In breve

Giro ad anello costeggiando Rocca Turale e Rocca Tovetto, in un ambiente selvaggio e nella natura più autentica del Pian della Mussa.


Partenza

Indicazioni

Al fondo del piazzale delle auto situato sotto il Rifugio Ciriè imboccare la strada sterrata sulla sinistra in prossimità di una bacheca. Arrivati al ponte sul torrente Stura attraversarlo e girare subito a sinistra.

Il sentiero costeggia il torrente in direzione sud, attraversando i prati con una traccia abbastanza evidente fino a incontrare alcuni alpeggi sulla destra. Superati gli alpeggi, il sentiero raggiunge una passarella in legno sul Rio d’Arnas. Una volta attraversatala, la traccia si inoltra in un bosco di larici dove pochi metri dopo si trova l’Alpe Ghiaire.
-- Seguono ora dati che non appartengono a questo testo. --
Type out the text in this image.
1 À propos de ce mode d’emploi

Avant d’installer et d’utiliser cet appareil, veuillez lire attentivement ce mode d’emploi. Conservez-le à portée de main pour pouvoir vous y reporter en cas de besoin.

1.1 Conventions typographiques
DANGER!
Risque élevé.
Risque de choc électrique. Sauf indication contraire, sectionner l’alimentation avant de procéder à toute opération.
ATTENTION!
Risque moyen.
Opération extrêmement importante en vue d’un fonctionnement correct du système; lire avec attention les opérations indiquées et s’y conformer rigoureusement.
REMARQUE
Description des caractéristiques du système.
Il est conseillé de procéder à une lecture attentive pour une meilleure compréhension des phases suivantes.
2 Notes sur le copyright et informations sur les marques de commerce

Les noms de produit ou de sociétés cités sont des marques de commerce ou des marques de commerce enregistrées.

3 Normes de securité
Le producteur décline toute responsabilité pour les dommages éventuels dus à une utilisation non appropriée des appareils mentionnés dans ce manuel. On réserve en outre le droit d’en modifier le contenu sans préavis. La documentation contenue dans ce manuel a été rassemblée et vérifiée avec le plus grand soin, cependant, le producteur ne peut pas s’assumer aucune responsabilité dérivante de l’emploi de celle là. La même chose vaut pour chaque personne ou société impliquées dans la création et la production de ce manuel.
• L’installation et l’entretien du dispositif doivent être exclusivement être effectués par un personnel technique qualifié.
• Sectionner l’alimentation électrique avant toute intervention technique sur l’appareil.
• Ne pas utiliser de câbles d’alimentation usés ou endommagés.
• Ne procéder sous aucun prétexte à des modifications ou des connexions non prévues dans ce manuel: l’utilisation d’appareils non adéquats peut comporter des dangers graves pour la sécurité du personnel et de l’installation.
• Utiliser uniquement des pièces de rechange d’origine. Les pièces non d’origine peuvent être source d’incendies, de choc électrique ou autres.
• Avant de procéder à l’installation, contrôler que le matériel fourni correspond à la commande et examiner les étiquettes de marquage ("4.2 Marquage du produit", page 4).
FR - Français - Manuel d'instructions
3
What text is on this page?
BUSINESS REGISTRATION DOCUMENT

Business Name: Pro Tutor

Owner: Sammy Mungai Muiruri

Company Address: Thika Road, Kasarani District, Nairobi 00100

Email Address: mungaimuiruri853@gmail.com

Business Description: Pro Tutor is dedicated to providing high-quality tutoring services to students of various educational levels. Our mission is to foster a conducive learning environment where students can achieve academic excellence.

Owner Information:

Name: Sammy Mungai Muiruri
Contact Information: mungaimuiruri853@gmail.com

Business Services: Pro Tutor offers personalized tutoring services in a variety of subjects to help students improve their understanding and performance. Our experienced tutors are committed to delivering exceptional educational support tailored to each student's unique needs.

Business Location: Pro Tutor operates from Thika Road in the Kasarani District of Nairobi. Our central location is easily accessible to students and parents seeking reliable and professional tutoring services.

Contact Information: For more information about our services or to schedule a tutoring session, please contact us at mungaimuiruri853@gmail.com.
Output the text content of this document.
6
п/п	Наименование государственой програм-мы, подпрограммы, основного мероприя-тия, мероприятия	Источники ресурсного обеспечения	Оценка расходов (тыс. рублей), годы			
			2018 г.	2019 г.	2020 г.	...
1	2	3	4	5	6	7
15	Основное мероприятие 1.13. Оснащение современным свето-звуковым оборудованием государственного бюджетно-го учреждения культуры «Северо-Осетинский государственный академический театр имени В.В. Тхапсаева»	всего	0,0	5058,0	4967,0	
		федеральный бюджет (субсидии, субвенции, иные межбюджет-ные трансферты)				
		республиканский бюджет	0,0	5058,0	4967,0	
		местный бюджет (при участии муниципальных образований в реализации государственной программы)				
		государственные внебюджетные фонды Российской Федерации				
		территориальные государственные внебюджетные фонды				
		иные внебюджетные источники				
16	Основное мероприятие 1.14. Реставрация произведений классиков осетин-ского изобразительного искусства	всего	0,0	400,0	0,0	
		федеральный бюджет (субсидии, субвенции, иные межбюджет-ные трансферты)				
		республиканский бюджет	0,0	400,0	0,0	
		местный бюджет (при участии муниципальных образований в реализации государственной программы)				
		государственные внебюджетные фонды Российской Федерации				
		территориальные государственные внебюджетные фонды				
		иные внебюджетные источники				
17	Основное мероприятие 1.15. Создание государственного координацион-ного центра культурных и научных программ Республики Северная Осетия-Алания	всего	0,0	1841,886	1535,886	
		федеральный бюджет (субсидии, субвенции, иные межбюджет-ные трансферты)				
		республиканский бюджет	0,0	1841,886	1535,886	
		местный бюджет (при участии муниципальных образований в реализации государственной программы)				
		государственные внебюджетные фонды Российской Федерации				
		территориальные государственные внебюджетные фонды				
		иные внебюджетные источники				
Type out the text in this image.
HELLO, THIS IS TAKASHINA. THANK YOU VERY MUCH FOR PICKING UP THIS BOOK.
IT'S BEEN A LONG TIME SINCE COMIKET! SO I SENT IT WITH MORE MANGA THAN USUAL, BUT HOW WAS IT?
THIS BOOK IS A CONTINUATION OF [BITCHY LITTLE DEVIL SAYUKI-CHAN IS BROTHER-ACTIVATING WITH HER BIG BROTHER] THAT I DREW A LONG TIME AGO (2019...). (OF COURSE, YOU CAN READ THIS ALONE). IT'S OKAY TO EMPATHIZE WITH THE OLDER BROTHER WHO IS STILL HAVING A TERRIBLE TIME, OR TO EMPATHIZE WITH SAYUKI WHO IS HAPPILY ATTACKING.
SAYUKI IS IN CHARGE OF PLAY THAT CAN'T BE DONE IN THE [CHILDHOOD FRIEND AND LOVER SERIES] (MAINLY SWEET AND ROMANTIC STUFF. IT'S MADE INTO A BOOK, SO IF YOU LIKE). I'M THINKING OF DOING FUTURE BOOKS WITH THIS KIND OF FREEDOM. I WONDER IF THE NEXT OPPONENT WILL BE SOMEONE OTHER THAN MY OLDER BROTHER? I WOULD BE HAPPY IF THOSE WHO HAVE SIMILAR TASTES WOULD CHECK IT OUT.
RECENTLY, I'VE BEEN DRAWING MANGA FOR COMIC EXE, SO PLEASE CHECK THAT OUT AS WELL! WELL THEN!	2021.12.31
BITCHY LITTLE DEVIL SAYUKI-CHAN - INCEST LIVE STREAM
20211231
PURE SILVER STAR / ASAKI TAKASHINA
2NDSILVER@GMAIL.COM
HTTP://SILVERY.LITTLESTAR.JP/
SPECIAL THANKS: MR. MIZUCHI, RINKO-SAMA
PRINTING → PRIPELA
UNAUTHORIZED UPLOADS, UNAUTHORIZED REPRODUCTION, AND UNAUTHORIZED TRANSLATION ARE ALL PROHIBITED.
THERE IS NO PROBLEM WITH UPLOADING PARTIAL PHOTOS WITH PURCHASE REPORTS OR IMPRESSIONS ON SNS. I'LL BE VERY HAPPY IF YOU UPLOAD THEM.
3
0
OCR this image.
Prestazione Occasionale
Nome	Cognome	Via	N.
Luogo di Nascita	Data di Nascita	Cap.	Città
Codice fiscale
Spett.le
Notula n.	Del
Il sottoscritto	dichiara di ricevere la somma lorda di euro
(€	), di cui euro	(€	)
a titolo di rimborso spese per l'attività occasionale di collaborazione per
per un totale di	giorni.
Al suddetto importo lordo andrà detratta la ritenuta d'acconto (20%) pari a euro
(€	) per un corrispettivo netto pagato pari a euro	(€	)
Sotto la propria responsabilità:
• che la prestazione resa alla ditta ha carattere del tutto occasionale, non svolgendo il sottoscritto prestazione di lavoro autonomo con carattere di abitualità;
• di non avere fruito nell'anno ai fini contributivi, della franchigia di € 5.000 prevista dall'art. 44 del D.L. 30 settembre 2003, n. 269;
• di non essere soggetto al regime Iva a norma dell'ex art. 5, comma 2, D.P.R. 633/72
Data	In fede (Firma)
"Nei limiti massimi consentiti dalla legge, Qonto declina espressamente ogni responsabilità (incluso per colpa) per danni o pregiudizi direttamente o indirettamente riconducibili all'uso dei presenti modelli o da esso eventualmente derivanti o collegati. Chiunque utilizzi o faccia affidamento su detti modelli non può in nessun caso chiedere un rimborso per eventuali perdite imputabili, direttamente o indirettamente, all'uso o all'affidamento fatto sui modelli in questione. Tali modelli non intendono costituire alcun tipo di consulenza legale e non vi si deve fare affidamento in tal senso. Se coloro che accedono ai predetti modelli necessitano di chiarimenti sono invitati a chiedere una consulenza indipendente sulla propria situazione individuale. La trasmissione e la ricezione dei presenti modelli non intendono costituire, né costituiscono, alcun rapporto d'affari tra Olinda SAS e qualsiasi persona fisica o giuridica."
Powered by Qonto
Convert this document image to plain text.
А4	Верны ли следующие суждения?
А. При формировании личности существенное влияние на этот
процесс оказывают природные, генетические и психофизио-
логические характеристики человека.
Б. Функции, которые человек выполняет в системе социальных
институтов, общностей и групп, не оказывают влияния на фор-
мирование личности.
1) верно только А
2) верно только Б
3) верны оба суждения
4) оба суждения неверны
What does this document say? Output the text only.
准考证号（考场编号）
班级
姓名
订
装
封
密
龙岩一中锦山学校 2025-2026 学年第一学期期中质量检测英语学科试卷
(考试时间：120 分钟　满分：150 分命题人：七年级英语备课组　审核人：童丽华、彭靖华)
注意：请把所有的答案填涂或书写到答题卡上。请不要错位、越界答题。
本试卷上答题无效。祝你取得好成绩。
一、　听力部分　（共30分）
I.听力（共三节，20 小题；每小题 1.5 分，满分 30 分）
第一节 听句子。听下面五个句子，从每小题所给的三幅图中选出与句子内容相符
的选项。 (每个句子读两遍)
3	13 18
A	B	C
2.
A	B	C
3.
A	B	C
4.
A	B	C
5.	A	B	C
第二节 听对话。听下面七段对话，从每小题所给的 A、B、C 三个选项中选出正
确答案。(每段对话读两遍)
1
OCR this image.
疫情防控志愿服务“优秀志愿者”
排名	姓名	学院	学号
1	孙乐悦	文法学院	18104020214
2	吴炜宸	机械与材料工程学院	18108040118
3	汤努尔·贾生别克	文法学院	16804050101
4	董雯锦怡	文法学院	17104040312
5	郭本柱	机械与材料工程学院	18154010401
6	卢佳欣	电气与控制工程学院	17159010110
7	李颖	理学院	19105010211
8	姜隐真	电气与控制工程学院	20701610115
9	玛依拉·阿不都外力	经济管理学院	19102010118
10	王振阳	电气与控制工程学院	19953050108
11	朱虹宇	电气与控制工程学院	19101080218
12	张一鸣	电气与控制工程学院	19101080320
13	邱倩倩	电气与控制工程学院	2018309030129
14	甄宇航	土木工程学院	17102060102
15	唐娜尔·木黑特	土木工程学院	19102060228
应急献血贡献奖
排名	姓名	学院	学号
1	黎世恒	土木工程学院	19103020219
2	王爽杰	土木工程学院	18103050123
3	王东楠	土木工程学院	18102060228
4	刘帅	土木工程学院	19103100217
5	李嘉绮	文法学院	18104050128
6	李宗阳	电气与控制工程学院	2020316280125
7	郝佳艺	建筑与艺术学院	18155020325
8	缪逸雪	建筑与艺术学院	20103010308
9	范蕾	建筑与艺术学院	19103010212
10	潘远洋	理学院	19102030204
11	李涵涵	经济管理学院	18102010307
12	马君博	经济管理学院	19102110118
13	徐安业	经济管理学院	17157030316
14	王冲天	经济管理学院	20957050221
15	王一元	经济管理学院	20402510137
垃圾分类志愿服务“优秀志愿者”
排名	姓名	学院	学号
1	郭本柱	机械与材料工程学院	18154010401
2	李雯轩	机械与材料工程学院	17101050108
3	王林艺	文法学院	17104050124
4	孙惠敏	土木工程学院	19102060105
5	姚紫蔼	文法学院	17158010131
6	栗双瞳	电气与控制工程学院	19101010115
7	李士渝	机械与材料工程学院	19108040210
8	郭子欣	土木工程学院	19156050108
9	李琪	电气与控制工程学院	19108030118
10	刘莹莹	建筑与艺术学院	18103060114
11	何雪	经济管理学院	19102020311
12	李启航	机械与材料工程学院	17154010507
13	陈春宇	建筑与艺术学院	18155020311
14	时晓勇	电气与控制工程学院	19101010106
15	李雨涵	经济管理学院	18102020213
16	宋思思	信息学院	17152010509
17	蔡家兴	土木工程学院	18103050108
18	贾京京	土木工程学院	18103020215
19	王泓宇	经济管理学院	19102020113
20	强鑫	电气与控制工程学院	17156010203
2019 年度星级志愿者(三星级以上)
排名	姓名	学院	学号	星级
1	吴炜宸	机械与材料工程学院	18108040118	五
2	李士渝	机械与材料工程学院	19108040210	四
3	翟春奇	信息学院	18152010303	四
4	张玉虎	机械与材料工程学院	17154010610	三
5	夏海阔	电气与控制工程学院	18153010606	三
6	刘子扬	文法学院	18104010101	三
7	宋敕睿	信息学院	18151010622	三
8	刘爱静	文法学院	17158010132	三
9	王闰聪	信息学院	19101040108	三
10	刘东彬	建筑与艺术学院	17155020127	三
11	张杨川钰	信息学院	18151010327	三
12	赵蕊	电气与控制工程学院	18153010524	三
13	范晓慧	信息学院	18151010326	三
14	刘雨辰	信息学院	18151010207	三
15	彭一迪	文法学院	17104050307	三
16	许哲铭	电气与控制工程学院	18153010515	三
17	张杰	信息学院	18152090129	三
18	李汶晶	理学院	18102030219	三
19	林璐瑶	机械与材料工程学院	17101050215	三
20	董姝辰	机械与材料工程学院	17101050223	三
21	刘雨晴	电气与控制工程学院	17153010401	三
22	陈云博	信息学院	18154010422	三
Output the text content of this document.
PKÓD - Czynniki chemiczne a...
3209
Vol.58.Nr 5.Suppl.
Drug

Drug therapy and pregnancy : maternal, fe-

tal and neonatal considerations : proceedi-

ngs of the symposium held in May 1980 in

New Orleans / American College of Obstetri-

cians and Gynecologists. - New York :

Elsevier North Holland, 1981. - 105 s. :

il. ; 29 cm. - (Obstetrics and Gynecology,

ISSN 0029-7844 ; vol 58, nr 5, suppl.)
Da qui il sentiero curva leggermente a sud-ovest e prosegue in salita alla destra dell’alpeggio, risalendo il versante che costeggia il Canale d’Arnas. Dopo circa 50 min il sentiero curva a sud-est in prossimità di un guado, per poi salire in pochi metri fino a Pian Turale.

Dal pianoro si può godere di una notevole vista sulla Ciamarella, mentre in lontananza si intravede Pian Ciamarella. Alle spalle si trovano invece Rocca Turu e la Becca d’Arnas.

Il sentiero attraversa il piano, costeggiando la base di Rocca Turale e proseguendo dritto verso il Colle Sud del Tovetto. Poco prima dell’inizio della salita per il colle (1.10h), il sentiero scende in un piccolo avvallamento posto tra Rocca Turale e Rocca Tovetto, dove la traccia non risulta evidente a causa della rigogliosa vegetazione. Tenersi il più possibile a destra percorrendo l’avvallamento e prendere la traccia che sale in pochi minuti al Colle Sud del Tovetto (2165 mt), da cui si aprirà un meraviglioso panorama sulla Bessanese.

Dal Colle iniziare la discesa verso il Vallone di Saulera, con all’orizzonte Rocca Tovo. Al termine della discesa (1.45h) si incontrano alcune paline; trascurare le altre indicazioni e seguire il sentiero 218 A, che curva a sinistra per percorre in discesa il Vallone di Saulera.

Al termine della discesa si raggiunge un gruppo di baite bianche, che si costeggiano sulla destra, per poi attraversare il ponte sul torrente Stura e arrivare alle Grange della Mussa. Da qui si rientra al punto di partenza costeggiando la strada asfaltata in un primo tratto, per poi percorrerla al termine dell’area attrezzata.